Chen menyutujui. Di dalam ruangannya sudah disiapkan sebuah handycam yang akan merekam dengan baik pengakuan Mino. Tak ada satupun pihak kepolisian ataupun pihak lainnya di dalam, hanya ada Chen.
"Masuk," ucap Chen. Seorang perawat membuka pintu. Mino berdiri di belakangnya dengan kawalan dua polisi bertubuh tegap. Salah satu dari mereka membukakan borgol di tangan Mino.
Segera setelah terlepas Mino masuk dan pintu ditutup.
"Sudah lama tidak bertemu," sapa Chen dengan tenang.

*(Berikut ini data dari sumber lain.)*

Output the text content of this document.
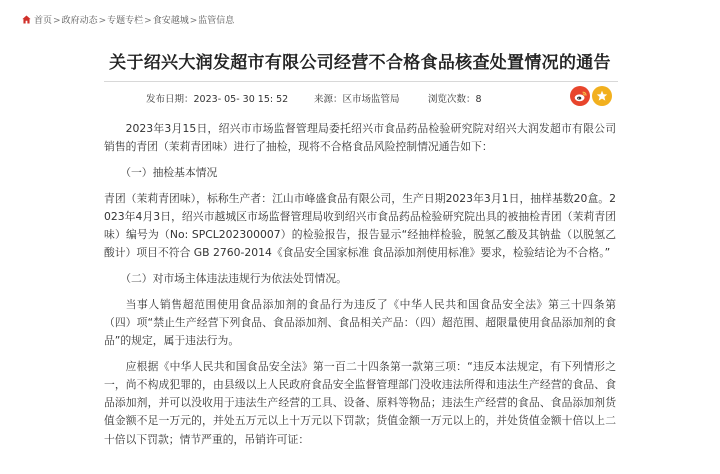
首页>政府动态>专题专栏>食安越城>监管信息
关于绍兴大润发超市有限公司经营不合格食品核查处置情况的通告
发布日期：2023- 05- 30 15: 52	来源：区市场监管局	浏览次数：8

2023年3月15日，绍兴市市场监督管理局委托绍兴市食品药品检验研究院对绍兴大润发超市有限公司销售的青团（茉莉青团味）进行了抽检，现将不合格食品风险控制情况通告如下：

（一）抽检基本情况

青团（茉莉青团味），标称生产者：江山市峰盛食品有限公司，生产日期2023年3月1日，抽样基数20盒。2023年4月3日，绍兴市越城区市场监督管理局收到绍兴市食品药品检验研究院出具的被抽检青团（茉莉青团味）编号为（No: SPCL202300007）的检验报告，报告显示“经抽样检验，脱氢乙酸及其钠盐（以脱氢乙酸计）项目不符合 GB 2760-2014《食品安全国家标准 食品添加剂使用标准》要求，检验结论为不合格。”

（二）对市场主体违法违规行为依法处罚情况。

当事人销售超范围使用食品添加剂的食品行为违反了《中华人民共和国食品安全法》第三十四条第（四）项“禁止生产经营下列食品、食品添加剂、食品相关产品：（四）超范围、超限量使用食品添加剂的食品”的规定，属于违法行为。

应根据《中华人民共和国食品安全法》第一百二十四条第一款第三项：“违反本法规定，有下列情形之一，尚不构成犯罪的，由县级以上人民政府食品安全监督管理部门没收违法所得和违法生产经营的食品、食品添加剂，并可以没收用于违法生产经营的工具、设备、原料等物品；违法生产经营的食品、食品添加剂货值金额不足一万元的，并处五万元以上十万元以下罚款；货值金额一万元以上的，并处货值金额十倍以上二十倍以下罚款；情节严重的，吊销许可证：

Mino berjalan santai menuju kursi kayu dan mendudukinya seakan-akan itu sofa dengan tumpukan bantal, "Tidak begitu lama. Tiga minggu yang lalu kau masih datang mengancamku," Mino tersenyum miring, puas melihat rahang Chen yang mengeras, "ah, ruangan ini masih sama saja seperti dulu. Suram dan menyedihkan."
"Jadi bagaimana keadaanmu?" tanya Chen. Dia tahu jika langsung menanyakan pada intinya Mino akan langsung bungkam. Chen sudah amat mengenalnya.
"Polisi sialan itu nyaris membuat tanganku patah. Aku sama sekali tidak melawan tapi dia menghajarku," Mino berdecih mengingat saat dia tertangkap di halaman rumah seseorang pada malam pelariannya, "dan pengacara bodoh itu. Dia bukannya membelaku tapi terus memojokkanku! Bukankah tugas dia membuktikan jika aku tidak bersalah?"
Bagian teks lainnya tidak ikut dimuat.